Florida’s largest property insurer, taxpayer-backed Citizens Insurance, is under fire for what a new report calls “excessive” travel expenses.
The Chief Inspector General’s report, requested by Governor Scott, found Citizens employees spent $1.3 million in travel expenses in the 8-month period from January to August of 2012. The report says Citizens’ travel would be excessive under state agency travel standards.
Citizens’ officials have argued in the past that since they are not a government agency, they don’t have to follow state guidelines for travel. The report recommends they begin following the state guidelines.
The report uncovered examples including Citizens’ CFO arriving on a Friday for a meeting in Bermuda on a Monday, leading to a longer hotel stay. The CFO also allegedly upgraded her hotel room, costing an extra $500. The president is reported to have stayed in a more expensive hotel than other employees, and also once took a limo to the airport.

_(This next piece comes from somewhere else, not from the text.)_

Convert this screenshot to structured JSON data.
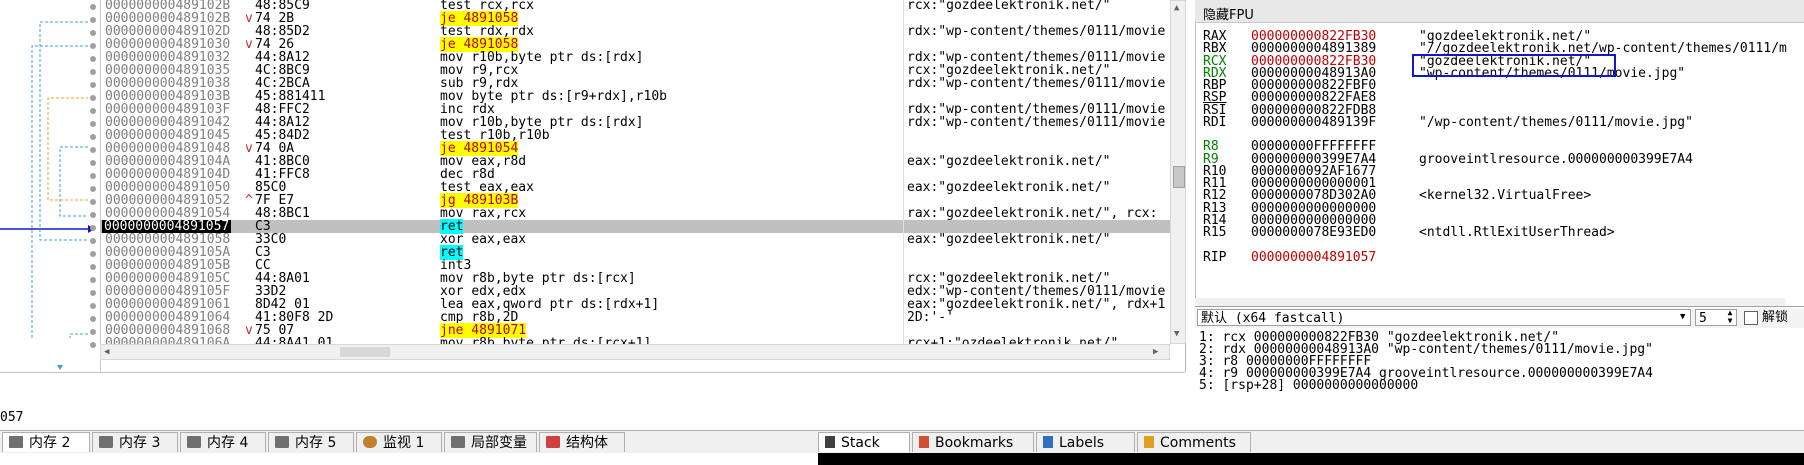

Citizens’ argued in each case these were necessary expenses, but they’re agreeing to cut back on travel.
"Citizens therefore will implement changes to our travel and expense procedures that will more closely mirror the travel guidelines followed by Florida's state agencies," said president and CEO Barry Gilway, in a written statement.
Governor Scott is calling for Citizens to stop all international travel.
In the past, the insurance company has argued limiting their travel will make it impossible to compete with other insurance companies and could threaten coverage for the 1.4 million Floridians who rely on them.